Commutator subgroup of $G=\langle a,b,c,d:a^4=b^2=c^2=d^q=1,ab=ba,ac=ca,bc=cb,d^{-1}ad=b,d^{-1}bd=c,d^{-1}cd=ab \rangle$ Let $$G=\langle a,b,c,d:a^4=b^2=c^2=d^q=1,ab=ba,ac=ca,bc=cb,d^{-1}ad=b,d^{-1}bd=c,d^{-1}cd=ab \rangle$$ be a group of order $8q$, where $q$ is an odd prime. I need to compute its commutator for some research. But I do not that how to proceed.Please help me to short out this problem.

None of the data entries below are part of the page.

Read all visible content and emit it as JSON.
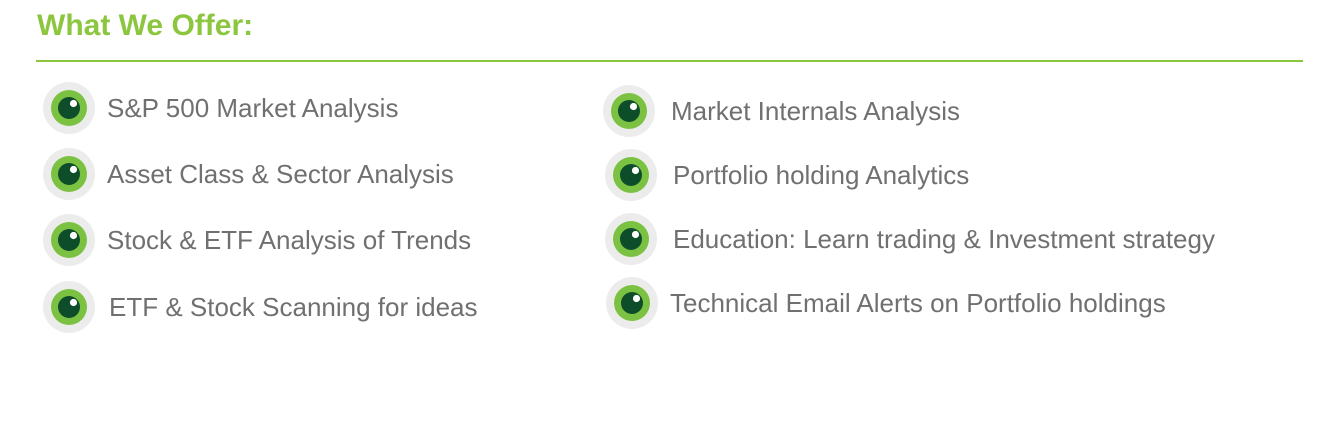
{
  "header": {
    "title": "What We Offer:"
  },
  "colors": {
    "accent": "#8cc63f",
    "icon_ring_outer": "#ececec",
    "icon_ring_green": "#7cc242",
    "icon_pupil": "#0e4d2a",
    "text": "#707070"
  },
  "offers": {
    "left": [
      {
        "label": "S&P 500 Market Analysis",
        "icon": "eye-bullet-icon"
      },
      {
        "label": "Asset Class & Sector Analysis",
        "icon": "eye-bullet-icon"
      },
      {
        "label": "Stock & ETF  Analysis of Trends",
        "icon": "eye-bullet-icon"
      },
      {
        "label": "ETF & Stock Scanning for ideas",
        "icon": "eye-bullet-icon"
      }
    ],
    "right": [
      {
        "label": "Market Internals Analysis",
        "icon": "eye-bullet-icon"
      },
      {
        "label": "Portfolio holding Analytics",
        "icon": "eye-bullet-icon"
      },
      {
        "label": "Education: Learn trading & Investment strategy",
        "icon": "eye-bullet-icon"
      },
      {
        "label": "Technical Email Alerts on Portfolio holdings",
        "icon": "eye-bullet-icon"
      }
    ]
  }
}
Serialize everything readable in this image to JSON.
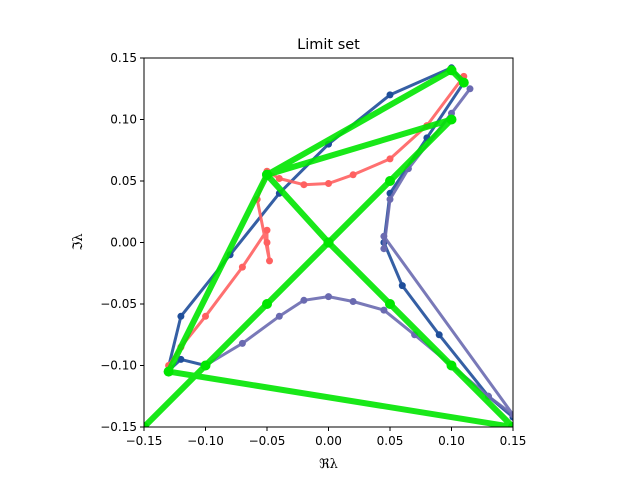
{
  "chart_data": {
    "type": "scatter",
    "title": "Limit set",
    "xlabel": "ℜλ",
    "ylabel": "ℑλ",
    "xlim": [
      -0.15,
      0.15
    ],
    "ylim": [
      -0.15,
      0.15
    ],
    "x_ticks": [
      -0.15,
      -0.1,
      -0.05,
      0.0,
      0.05,
      0.1,
      0.15
    ],
    "y_ticks": [
      -0.15,
      -0.1,
      -0.05,
      0.0,
      0.05,
      0.1,
      0.15
    ],
    "x_tick_labels": [
      "−0.15",
      "−0.10",
      "−0.05",
      "0.00",
      "0.05",
      "0.10",
      "0.15"
    ],
    "y_tick_labels": [
      "−0.15",
      "−0.10",
      "−0.05",
      "0.00",
      "0.05",
      "0.10",
      "0.15"
    ],
    "grid": false,
    "series": [
      {
        "color": "#1f4e9a",
        "points": [
          [
            -0.1,
            -0.1
          ],
          [
            -0.12,
            -0.095
          ],
          [
            -0.131,
            -0.105
          ],
          [
            -0.12,
            -0.06
          ],
          [
            -0.08,
            -0.01
          ],
          [
            -0.04,
            0.04
          ],
          [
            0.0,
            0.08
          ],
          [
            0.05,
            0.12
          ],
          [
            0.1,
            0.142
          ],
          [
            0.11,
            0.13
          ],
          [
            0.08,
            0.085
          ],
          [
            0.05,
            0.04
          ],
          [
            0.045,
            0.0
          ],
          [
            0.06,
            -0.035
          ],
          [
            0.09,
            -0.075
          ],
          [
            0.13,
            -0.125
          ],
          [
            0.15,
            -0.142
          ]
        ]
      },
      {
        "color": "#6a6ab0",
        "points": [
          [
            -0.1,
            -0.1
          ],
          [
            -0.07,
            -0.082
          ],
          [
            -0.04,
            -0.06
          ],
          [
            -0.02,
            -0.047
          ],
          [
            0.0,
            -0.044
          ],
          [
            0.02,
            -0.048
          ],
          [
            0.045,
            -0.055
          ],
          [
            0.07,
            -0.075
          ],
          [
            0.1,
            -0.1
          ],
          [
            0.13,
            -0.125
          ],
          [
            0.15,
            -0.14
          ],
          [
            0.045,
            0.005
          ],
          [
            0.045,
            -0.005
          ],
          [
            0.05,
            0.035
          ],
          [
            0.065,
            0.06
          ],
          [
            0.1,
            0.105
          ],
          [
            0.115,
            0.125
          ]
        ]
      },
      {
        "color": "#ff6060",
        "points": [
          [
            -0.13,
            -0.1
          ],
          [
            -0.12,
            -0.085
          ],
          [
            -0.1,
            -0.06
          ],
          [
            -0.07,
            -0.02
          ],
          [
            -0.05,
            0.01
          ],
          [
            -0.05,
            0.0
          ],
          [
            -0.048,
            -0.015
          ],
          [
            -0.058,
            0.035
          ],
          [
            -0.05,
            0.058
          ],
          [
            -0.04,
            0.052
          ],
          [
            -0.02,
            0.047
          ],
          [
            0.0,
            0.048
          ],
          [
            0.02,
            0.055
          ],
          [
            0.05,
            0.068
          ],
          [
            0.08,
            0.095
          ],
          [
            0.11,
            0.135
          ]
        ]
      },
      {
        "color": "#00e600",
        "points": [
          [
            -0.15,
            -0.15
          ],
          [
            -0.1,
            -0.1
          ],
          [
            -0.05,
            -0.05
          ],
          [
            0.0,
            0.0
          ],
          [
            0.05,
            0.05
          ],
          [
            0.1,
            0.1
          ],
          [
            -0.05,
            0.055
          ],
          [
            0.0,
            0.0
          ],
          [
            0.05,
            -0.05
          ],
          [
            0.1,
            -0.1
          ],
          [
            0.15,
            -0.15
          ],
          [
            -0.13,
            -0.105
          ],
          [
            -0.05,
            0.055
          ],
          [
            0.1,
            0.14
          ],
          [
            0.11,
            0.13
          ]
        ]
      }
    ]
  }
}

 A: Let $H$ be the subgroup of $G$ generated by $a$, $b$, and $c$.  Observe that $H$ is isomorphic to $C_2^3$, where $C_n$ is the cyclic group of order $n$.  Prove that $H$ is a normal subgroup of $G$.  Now, $G/H$ is a group of order $q$, which must then be isomorphic to the cyclic group $C_q$ (i.e., $G/H$ is abelian). 
If $K$ denotes the commutator subgroup of $G$, then we must have $K\leq H$ since $G/H$ is abelian.  You now have to show that $K=H$.
We can determine $G$ precisely from the given information.  Identify $H\cong C_2^3$ with the vector space $\mathbb{F}_2^3$, and identify $a$, $b$, and $c$ with the vectors $(1,0,0)$, $(0,1,0)$, and $(0,0,1)$ respectively.  Then, the conjugation by $d^{-1}$ (i.e., the map $x\mapsto d^{-1}xd$ for $x\in H$) is given by the matrix
$$\mathbf{D}:=\begin{bmatrix}0&0&1\\1&0&1\\0&1&0\end{bmatrix}\,.$$  Thus, $\mathbf{D}^7$ is the identity matrix (over $\mathbb{F}_2$).  However, $\mathbf{D}^q$ is also the identity matrix (as $d^q=1$).  This shows that $q=7$.  Consequently, $G$ is isomorphic to $\mathbb{F}_2^3\rtimes \langle \mathbf{D}\rangle\cong C_2^3\rtimes C_7$ with the group multiplication $$(\mathbf{x},\mathbf{D}^k)\cdot (\mathbf{y},\mathbf{D}^l):=(\mathbf{x}+\mathbf{D}^k\mathbf{y},\mathbf{D}^{k+l})$$
for all $\mathbf{x},\mathbf{y}\in\mathbb{F}_2^3$ and $k,l\in\mathbb{Z}/7\mathbb{Z}$.  (The element $d$ of $G$ is identified with $(\mathbf{0},\mathbf{D}^{-1})$, for example.)
In general, if a nonabelian group $G$ of order $8q$, where $q$ is an odd prime natural number, has a normal subgroup isomorphic to $C_2^3$, then $q\in\{3,7\}$.  This is because $G$ is a semidirect product of $C_2^3$ with $C_q$.  We must then have a nontrivial group homomorphism $\tau:C_q\to \text{Aut}(C_2^3)$ (since $G$ is nonabelian).  However, $\big|\text{Aut}(C_2^3)\big|=7\cdot 6\cdot 4$ and $\tau$ is injective.  Therefore, $q\in\{3,7\}$.  (For the OP's problem, the relations amongst the generators $a$, $b$, $c$, and $d$ eliminate the possibility that $q=3$.)
As a final note, if $q$ is an odd prime natural number not equal to $7$ and $G$ is the group with the given presentation, then from our earlier work, we can deduce that $d=1$.  Thus, $d^{-1}ad=b$ implies $a=b$.  Similarly, $b=c$ and $c=ab$.  This shows that $a=b=c=1$.  Therefore, $G$ is the trivial group.